Since the food allergy thing, my ability to take any vitamins, probiotics and supplements has been cut off entirely (damn you corn, coconut, and milk!). As a result, and as a deep seated need for me to have Tabasco and Sriracha like sauces existed, I learned to ferment to get some probiotics, increase the bio-availability of some vitamins, and get some decent hot sauce. I quite like fermenting, and Boston Ferments is having their 2014 Boston Fermentation Festival on September 27, 10-4pm at the Egleston Farmers Market, Jamaica Plain, MA. It’s free and will be headlined by one of the world’s most renowned fermentation revivalists, Sandor Katz.
Lastly, I’m still skirting around with trying to find a homemade mayo that will work for me. Since I can have cashews, this might work. I need to a mayo recipe testing weekend at some point, but this one needs to go on the list of potential contenders, Egg-Free Mayonnaise. I bet it’ll work for me, at least until my body decides that it’s done with cashews (I keep losing nuts).

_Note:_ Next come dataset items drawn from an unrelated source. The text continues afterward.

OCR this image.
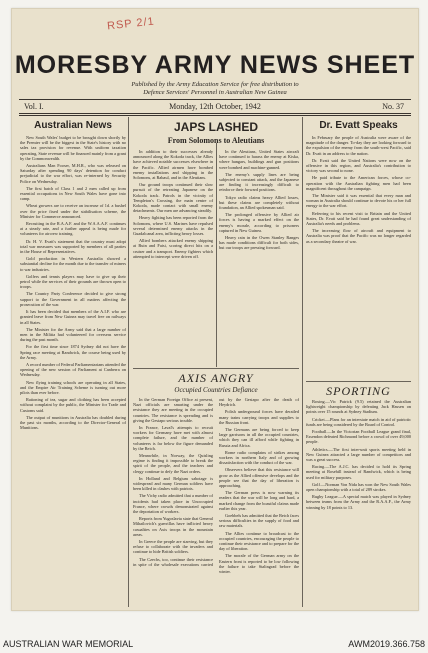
RSP 2/1
MORESBY ARMY NEWS SHEET
Published by the Army Education Service for free distribution to
Defence Services' Personnel in Australian New Guinea
Vol. I.	Monday, 12th October, 1942	No. 37
Australian News

New South Wales' budget to be brought down shortly by the Premier will be the biggest in the State's history with no sales tax provision for revenue. With uniform taxation operating, State revenue will be financed mainly from a grant by the Commonwealth.

Australians Man Fooser, M.H.R., who was released on Saturday after spending 90 days' detention for conduct prejudicial to the war effort, was re-interned by Security Police on Wednesday.

The first batch of Class 1 and 2 men called up from essential occupations in New South Wales have gone into camp.

Wheat growers are to receive an increase of 1d. a bushel over the price fixed under the stabilisation scheme, the Minister for Commerce announced.

Recruiting in the R.A.A.F. and the W.A.A.A.F. continues at a steady rate, and a further appeal is being made for volunteers for aircrew training.

Dr. H. V. Evatt's statement that the country must adopt total war measures was supported by members of all parties in the House of Representatives.

Gold production in Western Australia showed a substantial decline for the month due to the transfer of miners to war industries.

Golfers and tennis players may have to give up their petrol while the services of their grounds are thrown open to troops.

The Country Party Conference decided to give strong support to the Government in all matters affecting the prosecution of the war.

It has been decided that members of the A.I.F. who are granted leave from New Guinea may travel free on railways in all States.

The Minister for the Army said that a large number of men in the Militia had volunteered for overseas service during the past month.

For the first time since 1874 Sydney did not have the Spring race meeting at Randwick, the course being used by the Army.

A record number of Federal Parliamentarians attended the opening of the new session of Parliament at Canberra on Wednesday.

New flying training schools are operating in all States, and the Empire Air Training Scheme is turning out more pilots than ever before.

Rationing of tea, sugar and clothing has been accepted without complaint by the public, the Minister for Trade and Customs said.

The output of munitions in Australia has doubled during the past six months, according to the Director-General of Munitions.

JAPS LASHED
From Solomons to Aleutians

In addition to their successes already announced along the Kokoda track, the Allies have achieved notable successes elsewhere in the Pacific. Allied airmen have bombed enemy installations and shipping in the Solomons, at Rabaul, and in the Aleutians.

Our ground troops continued their slow pursuit of the retreating Japanese on the Kokoda track. Patrols in the vicinity of Templeton's Crossing, the main centre of Kokoda, made contact with small enemy detachments. Our men are advancing steadily.

Heavy fighting has been reported from the Solomons, where U.S. Marines have repulsed several determined enemy attacks in the Guadalcanal area, inflicting heavy losses.

Allied bombers attacked enemy shipping at Buin and Faisi, scoring direct hits on a cruiser and a transport. Enemy fighters which attempted to intercept were driven off.

In the Aleutians, United States aircraft have continued to harass the enemy at Kiska, where hangars, buildings and gun positions were bombed and machine-gunned.

The enemy's supply lines are being subjected to constant attack, and the Japanese are finding it increasingly difficult to reinforce their forward positions.

Tokyo radio claims heavy Allied losses, but these claims are completely without foundation, an Allied spokesman said.

The prolonged offensive by Allied air forces is having a marked effect on the enemy's morale, according to prisoners captured in New Guinea.

Heavy rain in the Owen Stanley Ranges has made conditions difficult for both sides, but our troops are pressing forward.

Dr. Evatt Speaks

In February the people of Australia were aware of the magnitude of the danger. To-day they are looking forward to the expulsion of the enemy from the south-west Pacific, said Dr. Evatt in an address to the nation.

Dr. Evatt said the United Nations were now on the offensive in this region, and Australia's contribution to victory was second to none.

He paid tribute to the American forces, whose co-operation with the Australian fighting men had been magnificent throughout the campaign.

The Minister said it was essential that every man and woman in Australia should continue to devote his or her full energy to the war effort.

Referring to his recent visit to Britain and the United States, Dr. Evatt said he had found great understanding of Australia's needs and problems.

The increasing flow of aircraft and equipment to Australia was proof that the Pacific was no longer regarded as a secondary theatre of war.

AXIS ANGRY
Occupied Countries Defiance

In the German Foreign Office at present, Nazi officials are smarting under the resistance they are meeting in the occupied countries. The resistance is spreading and is giving the Gestapo serious trouble.

In France, Laval's attempts to recruit workers for Germany have met with almost complete failure, and the number of volunteers is far below the figure demanded by the Reich.

Meanwhile, in Norway, the Quisling regime is finding it impossible to break the spirit of the people, and the teachers and clergy continue to defy the Nazi orders.

In Holland and Belgium sabotage is widespread and many German soldiers have been killed in clashes with patriots.

The Vichy radio admitted that a number of incidents had taken place in Unoccupied France, where crowds demonstrated against the deportation of workers.

Reports from Yugoslavia state that General Mihailovich's guerrillas have inflicted heavy casualties on Axis troops in the mountain areas.

In Greece the people are starving, but they refuse to collaborate with the invaders and continue to hide British soldiers.

The Czechs, too, continue their resistance in spite of the wholesale executions carried out by the Gestapo after the death of Heydrich.

Polish underground forces have derailed many trains carrying troops and supplies to the Russian front.

The Germans are being forced to keep large garrisons in all the occupied countries, which they can ill afford while fighting in Russia and Africa.

Rome radio complains of strikes among workers in northern Italy and of growing dissatisfaction with the conduct of the war.

Observers believe that this resistance will grow as the Allied offensive develops and the people see that the day of liberation is approaching.

The German press is now warning its readers that the war will be long and hard, a marked change from the boastful claims made earlier this year.

Goebbels has admitted that the Reich faces serious difficulties in the supply of food and raw materials.

The Allies continue to broadcast to the occupied countries, encouraging the people to continue their resistance and to prepare for the day of liberation.

The morale of the German army on the Eastern front is reported to be low following the failure to take Stalingrad before the winter.

SPORTING

Boxing.—Vic Patrick (9.5) retained the Australian lightweight championship by defeating Jack Hassen on points over 15 rounds at Sydney Stadium.

Cricket.—Plans for an interstate match in aid of patriotic funds are being considered by the Board of Control.

Football.—In the Victorian Football League grand final, Essendon defeated Richmond before a crowd of over 49,000 people.

Athletics.—The first inter-unit sports meeting held in New Guinea attracted a large number of competitors and was a great success.

Racing.—The A.J.C. has decided to hold its Spring meeting at Rosehill instead of Randwick, which is being used for military purposes.

Golf.—Norman Von Nida has won the New South Wales open championship with a total of 289 strokes.

Rugby League.—A special match was played in Sydney between teams from the Army and the R.A.A.F., the Army winning by 18 points to 13.

AUSTRALIAN WAR MEMORIAL	AWM2019.366.758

I (Mary Kate) discovered a new snack, suitable for me, not suitable for others with coconut allergies, in line with my current obsession with all things coconut: Dang Coconut Chips. I’m glad they aren’t that cheap, or I might not eat anything else this week. Sadly, though, it’s triggered a mad obsession with coconut cake (and then I discovered I have no baking coconut at all; I’ll fix that tomorrow).

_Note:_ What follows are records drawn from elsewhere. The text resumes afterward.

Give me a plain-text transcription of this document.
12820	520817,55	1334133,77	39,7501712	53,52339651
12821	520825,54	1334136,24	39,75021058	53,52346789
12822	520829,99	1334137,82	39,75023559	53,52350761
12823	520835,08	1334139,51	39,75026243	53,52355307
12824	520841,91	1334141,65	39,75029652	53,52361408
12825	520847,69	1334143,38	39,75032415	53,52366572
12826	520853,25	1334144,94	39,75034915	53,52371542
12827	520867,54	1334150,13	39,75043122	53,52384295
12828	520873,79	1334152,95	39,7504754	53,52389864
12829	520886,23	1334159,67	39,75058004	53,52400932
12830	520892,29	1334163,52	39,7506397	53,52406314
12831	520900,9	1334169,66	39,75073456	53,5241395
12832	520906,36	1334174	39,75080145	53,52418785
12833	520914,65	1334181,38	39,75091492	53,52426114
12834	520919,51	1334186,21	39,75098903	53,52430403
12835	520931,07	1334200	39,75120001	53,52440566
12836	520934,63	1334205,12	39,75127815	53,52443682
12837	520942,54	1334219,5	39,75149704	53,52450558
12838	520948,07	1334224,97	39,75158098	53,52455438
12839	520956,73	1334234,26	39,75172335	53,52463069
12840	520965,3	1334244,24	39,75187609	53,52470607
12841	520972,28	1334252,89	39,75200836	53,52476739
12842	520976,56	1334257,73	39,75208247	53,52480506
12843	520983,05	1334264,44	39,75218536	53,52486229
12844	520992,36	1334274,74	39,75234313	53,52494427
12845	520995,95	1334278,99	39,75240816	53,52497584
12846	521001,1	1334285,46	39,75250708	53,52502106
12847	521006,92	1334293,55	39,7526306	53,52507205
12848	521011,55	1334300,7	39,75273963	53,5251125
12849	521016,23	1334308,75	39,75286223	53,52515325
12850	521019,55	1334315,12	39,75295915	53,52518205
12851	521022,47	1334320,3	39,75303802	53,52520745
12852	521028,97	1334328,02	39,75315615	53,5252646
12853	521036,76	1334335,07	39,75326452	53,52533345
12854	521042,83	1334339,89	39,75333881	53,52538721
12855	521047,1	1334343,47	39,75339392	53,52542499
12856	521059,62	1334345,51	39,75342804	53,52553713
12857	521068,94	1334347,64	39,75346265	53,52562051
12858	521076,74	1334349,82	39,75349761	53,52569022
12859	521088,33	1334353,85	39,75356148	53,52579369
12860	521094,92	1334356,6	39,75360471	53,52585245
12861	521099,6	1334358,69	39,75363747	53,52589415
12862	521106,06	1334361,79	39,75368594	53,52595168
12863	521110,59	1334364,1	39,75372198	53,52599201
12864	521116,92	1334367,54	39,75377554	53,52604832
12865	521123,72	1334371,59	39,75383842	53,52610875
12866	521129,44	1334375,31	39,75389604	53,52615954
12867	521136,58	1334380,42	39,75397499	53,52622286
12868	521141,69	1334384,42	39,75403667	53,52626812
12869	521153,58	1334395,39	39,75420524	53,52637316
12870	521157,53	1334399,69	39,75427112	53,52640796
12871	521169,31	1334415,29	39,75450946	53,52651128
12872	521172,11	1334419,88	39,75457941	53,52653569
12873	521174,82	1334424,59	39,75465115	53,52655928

Speaking of cakes, though, I recently bought Cara Reed’s cookbook. You know, the Fork and Beans writer? It’s possible that she’s a little crazy (she did make cheerios), but all that obsession goes into some amazing baking recipes that are both gluten-free and vegan. The cookbook is gorgeous, includes a coconut cake as well as versions of all the Girl Scout cookies, and a whole mess of other amazing things that I want to bake all of Right Now. And for anyone missing food colorings or colored sugars? Yeah, those are covered, too.
Hope you all have a great weekend! We are going to the new Whole Foods.